The future is largely Indian and to have a connection to this most culturally rich of civilisations is an awesome privilege
BY AMOL RAJAN
SOURCE: THE INDEPENDENT
Friday 28 December 2012
By the time you read this, I shall most likely be in Pune, the sprawling metropolis that is India’s ninth largest city and the birthplace of my mother.
This trip has a sharpness to it: I used to go back to India every couple of years until the age of 18 but haven’t been back in the decade since and am without my parents as my mother is unable to travel. When I booked the tickets earlier this year I had intended for it to be a kind of engagement tour. I would propose in front of the Taj Mahal, or in the hill station at Munnar, or in some back alley of Jaipur. But I got impatient and proposed in September. So now I’m seeing family, having fun, and thinking about the future.

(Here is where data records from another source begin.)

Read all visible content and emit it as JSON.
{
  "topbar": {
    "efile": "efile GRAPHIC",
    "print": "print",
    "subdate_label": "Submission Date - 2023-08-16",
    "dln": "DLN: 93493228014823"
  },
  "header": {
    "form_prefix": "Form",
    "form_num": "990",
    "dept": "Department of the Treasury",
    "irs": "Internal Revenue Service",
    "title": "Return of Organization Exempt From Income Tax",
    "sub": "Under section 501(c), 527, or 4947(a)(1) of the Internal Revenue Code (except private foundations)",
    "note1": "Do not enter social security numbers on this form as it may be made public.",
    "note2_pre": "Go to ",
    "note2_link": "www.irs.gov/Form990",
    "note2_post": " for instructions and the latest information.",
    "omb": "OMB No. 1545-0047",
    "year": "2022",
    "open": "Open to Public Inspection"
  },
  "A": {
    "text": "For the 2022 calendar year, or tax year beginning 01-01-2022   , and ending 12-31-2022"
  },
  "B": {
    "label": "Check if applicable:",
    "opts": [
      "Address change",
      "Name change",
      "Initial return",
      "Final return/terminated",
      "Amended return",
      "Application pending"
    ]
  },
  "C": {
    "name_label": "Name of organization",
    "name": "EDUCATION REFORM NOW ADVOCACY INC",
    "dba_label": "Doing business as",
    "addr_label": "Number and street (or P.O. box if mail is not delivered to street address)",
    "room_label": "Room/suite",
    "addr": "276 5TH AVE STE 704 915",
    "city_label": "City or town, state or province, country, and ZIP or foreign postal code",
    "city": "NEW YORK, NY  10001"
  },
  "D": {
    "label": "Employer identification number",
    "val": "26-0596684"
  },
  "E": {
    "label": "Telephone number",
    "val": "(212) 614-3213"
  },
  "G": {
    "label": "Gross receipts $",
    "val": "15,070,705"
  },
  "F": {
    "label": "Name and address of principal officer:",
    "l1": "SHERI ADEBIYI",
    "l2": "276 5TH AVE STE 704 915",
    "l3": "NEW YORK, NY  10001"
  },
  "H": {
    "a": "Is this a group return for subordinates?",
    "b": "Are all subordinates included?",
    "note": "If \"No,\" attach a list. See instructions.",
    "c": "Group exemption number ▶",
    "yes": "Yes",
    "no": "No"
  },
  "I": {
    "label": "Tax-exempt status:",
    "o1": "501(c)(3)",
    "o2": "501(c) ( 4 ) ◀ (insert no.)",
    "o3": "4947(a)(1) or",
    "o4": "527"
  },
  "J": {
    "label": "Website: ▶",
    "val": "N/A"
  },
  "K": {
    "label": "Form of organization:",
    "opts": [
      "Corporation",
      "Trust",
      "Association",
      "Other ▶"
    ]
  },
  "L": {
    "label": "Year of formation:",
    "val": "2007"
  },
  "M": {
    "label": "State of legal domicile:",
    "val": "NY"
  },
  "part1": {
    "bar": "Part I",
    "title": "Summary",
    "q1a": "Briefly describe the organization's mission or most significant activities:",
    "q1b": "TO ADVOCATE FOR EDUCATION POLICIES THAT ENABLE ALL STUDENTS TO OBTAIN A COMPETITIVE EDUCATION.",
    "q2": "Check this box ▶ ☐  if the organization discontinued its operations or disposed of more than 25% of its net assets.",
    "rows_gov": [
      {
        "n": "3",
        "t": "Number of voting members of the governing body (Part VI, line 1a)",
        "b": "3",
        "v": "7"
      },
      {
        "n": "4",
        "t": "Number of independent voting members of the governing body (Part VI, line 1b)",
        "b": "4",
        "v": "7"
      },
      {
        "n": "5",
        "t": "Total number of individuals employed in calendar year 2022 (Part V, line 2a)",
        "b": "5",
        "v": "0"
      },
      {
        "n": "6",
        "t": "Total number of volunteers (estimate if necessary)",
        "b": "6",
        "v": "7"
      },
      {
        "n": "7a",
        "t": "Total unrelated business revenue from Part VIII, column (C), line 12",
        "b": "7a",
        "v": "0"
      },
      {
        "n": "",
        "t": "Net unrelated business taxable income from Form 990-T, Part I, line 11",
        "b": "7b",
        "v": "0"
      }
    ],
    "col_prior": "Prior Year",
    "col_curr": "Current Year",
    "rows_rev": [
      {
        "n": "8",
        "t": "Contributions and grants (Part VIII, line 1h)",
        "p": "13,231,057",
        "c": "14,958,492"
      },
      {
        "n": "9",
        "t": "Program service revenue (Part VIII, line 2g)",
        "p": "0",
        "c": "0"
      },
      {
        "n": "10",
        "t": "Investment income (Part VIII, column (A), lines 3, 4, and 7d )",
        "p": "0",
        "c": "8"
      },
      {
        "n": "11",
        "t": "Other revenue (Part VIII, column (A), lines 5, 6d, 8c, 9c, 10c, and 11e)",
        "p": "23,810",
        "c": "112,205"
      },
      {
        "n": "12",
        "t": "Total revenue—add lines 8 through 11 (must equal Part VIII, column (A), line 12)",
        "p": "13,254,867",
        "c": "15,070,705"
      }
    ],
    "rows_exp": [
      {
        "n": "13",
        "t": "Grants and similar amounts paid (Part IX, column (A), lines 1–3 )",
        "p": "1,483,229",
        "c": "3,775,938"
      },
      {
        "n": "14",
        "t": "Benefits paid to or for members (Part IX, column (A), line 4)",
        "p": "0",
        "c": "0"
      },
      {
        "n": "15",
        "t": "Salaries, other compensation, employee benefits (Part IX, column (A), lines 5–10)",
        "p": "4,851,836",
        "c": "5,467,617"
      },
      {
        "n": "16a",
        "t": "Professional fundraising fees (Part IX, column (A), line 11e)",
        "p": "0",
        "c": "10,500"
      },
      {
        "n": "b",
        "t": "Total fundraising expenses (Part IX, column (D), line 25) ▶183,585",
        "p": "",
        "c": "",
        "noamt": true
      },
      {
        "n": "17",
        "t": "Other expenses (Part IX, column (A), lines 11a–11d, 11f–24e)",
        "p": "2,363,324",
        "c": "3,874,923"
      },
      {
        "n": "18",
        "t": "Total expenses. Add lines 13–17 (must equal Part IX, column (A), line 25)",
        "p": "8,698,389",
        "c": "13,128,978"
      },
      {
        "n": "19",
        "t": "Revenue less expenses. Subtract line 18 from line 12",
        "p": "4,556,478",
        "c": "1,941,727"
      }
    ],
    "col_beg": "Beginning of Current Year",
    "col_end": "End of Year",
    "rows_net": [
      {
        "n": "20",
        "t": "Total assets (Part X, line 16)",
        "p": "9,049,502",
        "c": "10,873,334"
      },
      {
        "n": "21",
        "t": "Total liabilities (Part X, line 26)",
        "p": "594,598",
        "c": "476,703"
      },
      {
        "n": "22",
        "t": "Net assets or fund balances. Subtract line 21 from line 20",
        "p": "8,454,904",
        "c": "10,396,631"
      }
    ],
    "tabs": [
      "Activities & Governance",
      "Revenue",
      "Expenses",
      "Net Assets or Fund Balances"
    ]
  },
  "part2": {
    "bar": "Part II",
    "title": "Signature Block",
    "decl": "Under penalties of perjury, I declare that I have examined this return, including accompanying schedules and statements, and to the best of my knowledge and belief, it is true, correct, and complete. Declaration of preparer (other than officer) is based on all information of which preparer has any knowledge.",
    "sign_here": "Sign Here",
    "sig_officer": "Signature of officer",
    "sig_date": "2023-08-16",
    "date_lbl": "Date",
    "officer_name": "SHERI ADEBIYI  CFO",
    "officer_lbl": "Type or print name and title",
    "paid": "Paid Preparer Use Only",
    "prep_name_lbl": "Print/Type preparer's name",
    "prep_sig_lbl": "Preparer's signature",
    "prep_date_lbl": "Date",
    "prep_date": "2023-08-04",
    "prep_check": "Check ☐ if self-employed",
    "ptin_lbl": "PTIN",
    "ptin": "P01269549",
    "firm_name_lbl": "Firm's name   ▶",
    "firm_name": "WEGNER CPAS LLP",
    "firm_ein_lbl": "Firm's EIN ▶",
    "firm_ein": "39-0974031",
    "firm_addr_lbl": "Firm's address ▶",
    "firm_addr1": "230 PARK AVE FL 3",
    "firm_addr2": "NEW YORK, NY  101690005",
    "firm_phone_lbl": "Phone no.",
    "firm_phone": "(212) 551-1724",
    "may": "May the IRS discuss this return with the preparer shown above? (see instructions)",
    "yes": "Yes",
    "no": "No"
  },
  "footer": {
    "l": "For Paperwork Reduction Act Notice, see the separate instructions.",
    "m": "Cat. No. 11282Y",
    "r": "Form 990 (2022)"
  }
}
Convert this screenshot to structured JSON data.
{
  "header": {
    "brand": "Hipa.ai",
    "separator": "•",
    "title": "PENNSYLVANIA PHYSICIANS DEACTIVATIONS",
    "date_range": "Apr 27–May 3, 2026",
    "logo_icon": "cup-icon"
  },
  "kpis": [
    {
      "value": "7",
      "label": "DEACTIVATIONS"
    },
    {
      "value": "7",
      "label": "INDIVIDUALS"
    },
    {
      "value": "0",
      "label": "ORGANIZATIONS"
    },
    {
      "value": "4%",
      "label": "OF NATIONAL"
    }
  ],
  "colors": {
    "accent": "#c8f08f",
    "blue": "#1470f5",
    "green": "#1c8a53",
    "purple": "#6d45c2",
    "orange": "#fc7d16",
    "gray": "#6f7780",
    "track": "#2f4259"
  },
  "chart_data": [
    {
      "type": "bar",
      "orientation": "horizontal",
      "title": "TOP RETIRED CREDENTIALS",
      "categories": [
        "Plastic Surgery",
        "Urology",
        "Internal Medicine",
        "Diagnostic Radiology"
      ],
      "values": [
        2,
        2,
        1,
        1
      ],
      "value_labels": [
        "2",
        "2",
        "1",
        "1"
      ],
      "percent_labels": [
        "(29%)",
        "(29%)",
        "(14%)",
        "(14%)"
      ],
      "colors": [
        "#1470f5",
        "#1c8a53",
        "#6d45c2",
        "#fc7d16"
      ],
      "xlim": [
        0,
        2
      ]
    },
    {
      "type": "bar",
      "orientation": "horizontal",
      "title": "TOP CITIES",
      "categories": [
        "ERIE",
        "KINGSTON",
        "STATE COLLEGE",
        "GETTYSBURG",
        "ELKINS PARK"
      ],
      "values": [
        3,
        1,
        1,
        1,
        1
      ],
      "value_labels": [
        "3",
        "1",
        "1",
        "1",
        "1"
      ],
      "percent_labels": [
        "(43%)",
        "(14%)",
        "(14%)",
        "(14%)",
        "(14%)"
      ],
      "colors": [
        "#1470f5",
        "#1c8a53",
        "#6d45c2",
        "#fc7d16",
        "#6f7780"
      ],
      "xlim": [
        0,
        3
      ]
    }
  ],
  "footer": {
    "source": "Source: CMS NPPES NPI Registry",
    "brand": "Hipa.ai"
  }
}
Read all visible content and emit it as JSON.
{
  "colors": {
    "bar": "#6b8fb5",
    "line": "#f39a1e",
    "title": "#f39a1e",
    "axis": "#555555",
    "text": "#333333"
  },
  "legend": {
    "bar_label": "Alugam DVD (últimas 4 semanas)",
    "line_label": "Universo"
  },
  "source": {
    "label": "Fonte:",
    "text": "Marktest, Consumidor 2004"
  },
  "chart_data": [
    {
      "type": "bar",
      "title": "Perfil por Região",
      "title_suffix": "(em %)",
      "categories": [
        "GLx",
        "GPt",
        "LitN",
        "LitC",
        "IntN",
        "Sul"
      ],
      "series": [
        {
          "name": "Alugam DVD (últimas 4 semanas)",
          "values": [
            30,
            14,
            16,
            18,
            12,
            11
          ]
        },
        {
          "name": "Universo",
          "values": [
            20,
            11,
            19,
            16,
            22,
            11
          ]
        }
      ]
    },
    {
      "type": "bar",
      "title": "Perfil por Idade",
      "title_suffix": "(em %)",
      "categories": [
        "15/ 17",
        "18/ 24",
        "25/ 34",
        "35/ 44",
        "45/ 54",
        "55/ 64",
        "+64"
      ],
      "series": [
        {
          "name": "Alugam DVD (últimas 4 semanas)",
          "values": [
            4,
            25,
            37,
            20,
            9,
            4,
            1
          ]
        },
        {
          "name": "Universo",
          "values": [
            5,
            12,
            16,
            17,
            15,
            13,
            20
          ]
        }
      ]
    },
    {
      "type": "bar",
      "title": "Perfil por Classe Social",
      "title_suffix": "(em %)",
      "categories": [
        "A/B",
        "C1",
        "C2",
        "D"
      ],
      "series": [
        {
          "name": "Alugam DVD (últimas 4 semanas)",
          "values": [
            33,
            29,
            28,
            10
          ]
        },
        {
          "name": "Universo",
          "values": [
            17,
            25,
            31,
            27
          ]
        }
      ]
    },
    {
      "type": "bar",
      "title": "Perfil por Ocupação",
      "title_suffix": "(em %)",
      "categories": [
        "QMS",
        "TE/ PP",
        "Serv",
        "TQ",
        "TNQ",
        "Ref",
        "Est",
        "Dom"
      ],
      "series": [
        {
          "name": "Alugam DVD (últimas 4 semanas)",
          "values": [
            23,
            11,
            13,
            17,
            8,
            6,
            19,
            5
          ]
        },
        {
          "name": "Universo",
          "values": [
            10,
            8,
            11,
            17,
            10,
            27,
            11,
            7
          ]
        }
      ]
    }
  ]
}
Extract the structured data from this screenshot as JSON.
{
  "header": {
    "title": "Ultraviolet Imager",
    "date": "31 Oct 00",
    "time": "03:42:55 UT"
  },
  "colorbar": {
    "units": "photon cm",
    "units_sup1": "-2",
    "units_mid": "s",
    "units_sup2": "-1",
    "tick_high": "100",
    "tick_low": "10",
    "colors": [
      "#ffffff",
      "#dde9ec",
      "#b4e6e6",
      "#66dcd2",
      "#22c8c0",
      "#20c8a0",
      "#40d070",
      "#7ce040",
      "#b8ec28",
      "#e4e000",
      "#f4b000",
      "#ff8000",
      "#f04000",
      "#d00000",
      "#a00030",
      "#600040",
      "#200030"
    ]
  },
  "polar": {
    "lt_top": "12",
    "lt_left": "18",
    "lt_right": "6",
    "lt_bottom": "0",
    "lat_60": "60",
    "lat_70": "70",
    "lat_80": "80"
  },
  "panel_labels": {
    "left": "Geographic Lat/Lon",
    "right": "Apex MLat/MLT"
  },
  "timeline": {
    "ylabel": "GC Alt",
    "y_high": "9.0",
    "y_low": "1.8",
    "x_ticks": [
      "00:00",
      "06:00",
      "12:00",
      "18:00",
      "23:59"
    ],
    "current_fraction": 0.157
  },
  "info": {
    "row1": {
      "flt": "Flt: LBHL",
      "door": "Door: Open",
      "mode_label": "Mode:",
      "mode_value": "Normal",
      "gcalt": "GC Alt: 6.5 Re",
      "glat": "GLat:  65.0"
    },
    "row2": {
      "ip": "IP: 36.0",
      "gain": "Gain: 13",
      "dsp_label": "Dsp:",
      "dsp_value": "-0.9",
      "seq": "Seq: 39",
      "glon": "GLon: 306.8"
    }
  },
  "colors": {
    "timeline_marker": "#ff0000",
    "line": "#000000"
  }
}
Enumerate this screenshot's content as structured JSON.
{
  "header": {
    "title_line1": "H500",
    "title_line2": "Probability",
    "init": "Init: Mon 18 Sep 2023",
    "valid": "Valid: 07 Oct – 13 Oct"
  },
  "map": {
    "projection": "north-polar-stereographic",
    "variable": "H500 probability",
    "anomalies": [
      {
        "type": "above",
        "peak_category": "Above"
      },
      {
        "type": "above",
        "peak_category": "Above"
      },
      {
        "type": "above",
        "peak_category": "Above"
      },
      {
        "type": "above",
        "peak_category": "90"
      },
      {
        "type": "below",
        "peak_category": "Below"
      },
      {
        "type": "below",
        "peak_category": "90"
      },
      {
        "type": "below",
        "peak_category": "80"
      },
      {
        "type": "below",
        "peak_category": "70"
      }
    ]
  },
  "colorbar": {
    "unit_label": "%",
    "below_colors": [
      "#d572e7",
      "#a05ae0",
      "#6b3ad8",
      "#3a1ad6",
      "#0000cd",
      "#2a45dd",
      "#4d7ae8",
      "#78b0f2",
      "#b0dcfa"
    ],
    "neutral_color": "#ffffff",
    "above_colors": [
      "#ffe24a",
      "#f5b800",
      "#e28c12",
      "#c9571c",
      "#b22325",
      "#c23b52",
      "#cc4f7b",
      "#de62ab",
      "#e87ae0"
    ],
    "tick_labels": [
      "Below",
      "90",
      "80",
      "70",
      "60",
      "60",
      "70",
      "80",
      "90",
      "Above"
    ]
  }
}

That future is largely Indian. By that I don’t mean to say I’m moving back to the homeland, though I’m sure that would come as a relief to you; rather, that as I start thinking about having children myself, and the world they will grow up in, I realise that to have a connection to this most thrilling, blessed, and culturally rich of civilisations is an awesome privilege.
Most people know India is the most crazy and successful experiment in the history of democracy; fewer know that it is widely predicted to be the world’s biggest economy in under 40 years; and fewer still know its Constitution declares it to be a “sovereign, socialist, secular democratic Republic.”